Storex (Databricks internal AI debugging platform)

Storex is Databricks' internal AI-agent platform for database fleet investigation and debugging. It unifies metrics, logs, dashboards, and CLI-equivalent tooling behind one conversational interface, retrieves signals across the fleet, correlates them, and guides engineers to a next mitigation step. Storex covers thousands of database instances across every major cloud, hundreds of regions, and eight regulatory domains.

Scale

  • Thousands of database instances.
  • Every major cloud (3 cloud providers).
  • Hundreds of regions.
  • Eight regulatory domains.
  • Up to 90% claimed reduction in engineer investigation time.
  • <5 minutes for a zero-context new hire to jump-start a DB investigation.

Architecture

Foundation layercentral-first sharded: - Global Storex coordinator presents one API to engineers and agents. - Regional shards hold sensitive/regulated data locally. - Integrated with existing infra services (metrics, logs, dashboards, cloud APIs) so the agent sees consistent abstractions across clouds. - Fine-grained access control enforced at team, resource, and RPC levels — one permission model for both humans and agents. - See concepts/central-first-sharded-architecture.

Agent framework layer — DsPy + MLflow-inspired: - Tools defined as normal Scala classes + function signatures + a short docstring. - LLM reads docstring to infer input schema, output shape, result interpretation. - Prompts are decoupled from tool implementation — swap either independently. - Framework owns LLM connection, parsing, conversation state — not reinvented per tool. - See patterns/tool-decoupled-agent-framework and systems/dspy.

Validation harness: - Capture production-state snapshots (inputs, tool responses, final state). - Replay them through candidate agent configs (prompt variations, tool swaps). - A separate judge LLM scores responses on accuracy + helpfulness. - Referenced against Databricks MLflow 3 LLM-judges primitive. - See patterns/snapshot-replay-agent-evaluation and concepts/llm-as-judge.
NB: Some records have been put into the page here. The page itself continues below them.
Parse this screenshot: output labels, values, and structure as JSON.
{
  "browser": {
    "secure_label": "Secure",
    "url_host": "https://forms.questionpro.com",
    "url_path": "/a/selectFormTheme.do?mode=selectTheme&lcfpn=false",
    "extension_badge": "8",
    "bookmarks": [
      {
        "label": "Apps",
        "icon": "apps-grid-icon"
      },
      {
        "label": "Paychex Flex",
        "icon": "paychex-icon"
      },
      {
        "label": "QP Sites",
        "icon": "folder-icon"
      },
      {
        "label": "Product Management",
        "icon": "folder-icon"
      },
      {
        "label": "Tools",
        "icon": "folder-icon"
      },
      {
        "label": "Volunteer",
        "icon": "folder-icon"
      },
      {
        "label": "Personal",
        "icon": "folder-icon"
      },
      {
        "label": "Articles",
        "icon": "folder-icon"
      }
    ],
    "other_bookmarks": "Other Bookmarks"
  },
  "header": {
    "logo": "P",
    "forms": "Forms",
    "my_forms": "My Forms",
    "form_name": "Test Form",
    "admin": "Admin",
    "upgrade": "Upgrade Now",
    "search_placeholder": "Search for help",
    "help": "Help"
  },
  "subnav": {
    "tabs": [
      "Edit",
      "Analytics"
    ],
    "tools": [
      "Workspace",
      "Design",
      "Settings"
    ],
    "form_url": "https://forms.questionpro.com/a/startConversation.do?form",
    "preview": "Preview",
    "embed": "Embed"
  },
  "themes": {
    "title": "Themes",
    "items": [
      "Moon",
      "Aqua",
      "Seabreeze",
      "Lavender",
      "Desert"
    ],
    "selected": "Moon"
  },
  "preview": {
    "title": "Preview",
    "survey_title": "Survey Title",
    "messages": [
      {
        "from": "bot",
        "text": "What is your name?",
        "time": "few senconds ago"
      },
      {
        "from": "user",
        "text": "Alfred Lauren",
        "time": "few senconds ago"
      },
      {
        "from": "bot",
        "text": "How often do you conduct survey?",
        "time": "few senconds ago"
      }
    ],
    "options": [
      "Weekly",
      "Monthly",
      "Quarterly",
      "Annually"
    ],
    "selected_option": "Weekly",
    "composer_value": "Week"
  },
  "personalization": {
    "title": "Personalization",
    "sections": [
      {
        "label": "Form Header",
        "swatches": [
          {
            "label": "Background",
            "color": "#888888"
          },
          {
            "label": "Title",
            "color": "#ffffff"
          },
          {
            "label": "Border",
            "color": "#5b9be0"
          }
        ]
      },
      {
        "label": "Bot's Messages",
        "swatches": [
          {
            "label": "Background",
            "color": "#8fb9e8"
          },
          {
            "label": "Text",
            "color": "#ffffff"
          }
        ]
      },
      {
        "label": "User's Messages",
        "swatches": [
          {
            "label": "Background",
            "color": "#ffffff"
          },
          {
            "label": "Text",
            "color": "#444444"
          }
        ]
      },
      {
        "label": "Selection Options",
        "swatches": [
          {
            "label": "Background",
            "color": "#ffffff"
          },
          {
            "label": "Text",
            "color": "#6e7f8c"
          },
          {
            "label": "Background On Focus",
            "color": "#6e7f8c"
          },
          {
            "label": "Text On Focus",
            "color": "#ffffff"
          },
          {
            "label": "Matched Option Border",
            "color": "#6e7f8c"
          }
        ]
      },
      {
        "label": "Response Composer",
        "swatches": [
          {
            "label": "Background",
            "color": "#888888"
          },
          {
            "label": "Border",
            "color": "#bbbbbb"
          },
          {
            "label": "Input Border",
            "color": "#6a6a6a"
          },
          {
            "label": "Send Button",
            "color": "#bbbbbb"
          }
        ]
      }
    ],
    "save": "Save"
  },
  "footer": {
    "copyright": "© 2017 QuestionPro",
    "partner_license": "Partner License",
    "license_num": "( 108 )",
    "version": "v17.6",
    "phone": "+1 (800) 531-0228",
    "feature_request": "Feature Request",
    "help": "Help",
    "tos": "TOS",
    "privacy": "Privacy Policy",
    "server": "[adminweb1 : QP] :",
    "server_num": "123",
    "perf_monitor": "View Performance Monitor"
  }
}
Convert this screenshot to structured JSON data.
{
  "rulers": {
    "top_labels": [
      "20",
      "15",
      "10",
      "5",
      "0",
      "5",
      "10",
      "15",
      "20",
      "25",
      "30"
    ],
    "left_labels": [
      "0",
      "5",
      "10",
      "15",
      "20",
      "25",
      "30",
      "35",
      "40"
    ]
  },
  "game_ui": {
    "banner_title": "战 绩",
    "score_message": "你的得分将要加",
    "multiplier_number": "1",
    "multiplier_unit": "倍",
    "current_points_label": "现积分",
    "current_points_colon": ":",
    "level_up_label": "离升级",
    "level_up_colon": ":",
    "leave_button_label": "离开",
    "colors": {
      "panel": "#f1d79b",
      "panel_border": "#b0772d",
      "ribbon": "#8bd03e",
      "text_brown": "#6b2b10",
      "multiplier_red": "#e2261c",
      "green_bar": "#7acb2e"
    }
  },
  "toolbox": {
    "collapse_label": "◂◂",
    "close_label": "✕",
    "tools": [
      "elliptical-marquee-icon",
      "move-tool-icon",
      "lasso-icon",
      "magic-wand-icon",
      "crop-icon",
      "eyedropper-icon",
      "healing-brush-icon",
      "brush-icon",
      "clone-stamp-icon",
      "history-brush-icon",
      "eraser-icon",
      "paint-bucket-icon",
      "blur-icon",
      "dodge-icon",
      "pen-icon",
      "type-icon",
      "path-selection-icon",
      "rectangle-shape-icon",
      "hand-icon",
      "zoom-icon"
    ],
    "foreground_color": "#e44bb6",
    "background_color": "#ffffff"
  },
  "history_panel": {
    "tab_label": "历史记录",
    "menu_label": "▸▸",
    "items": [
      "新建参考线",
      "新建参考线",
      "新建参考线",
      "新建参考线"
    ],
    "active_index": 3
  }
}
Multi-agent composition: - Specialized agents per domain (system/DB issues, client-side traffic patterns, …). - Compose on a single root-cause analysis. - Extensible beyond databases as infra teams adopt the framework. - See patterns/specialized-agent-decomposition.

What it replaced

Before Storex, a MySQL incident investigation meant jumping between: - systems/grafana for metrics. - Internal Databricks dashboards for client workload shape. - CLI SHOW ENGINE INNODB STATUS for transaction / I/O / deadlock detail. - Cloud-console log-in to download slow-query logs.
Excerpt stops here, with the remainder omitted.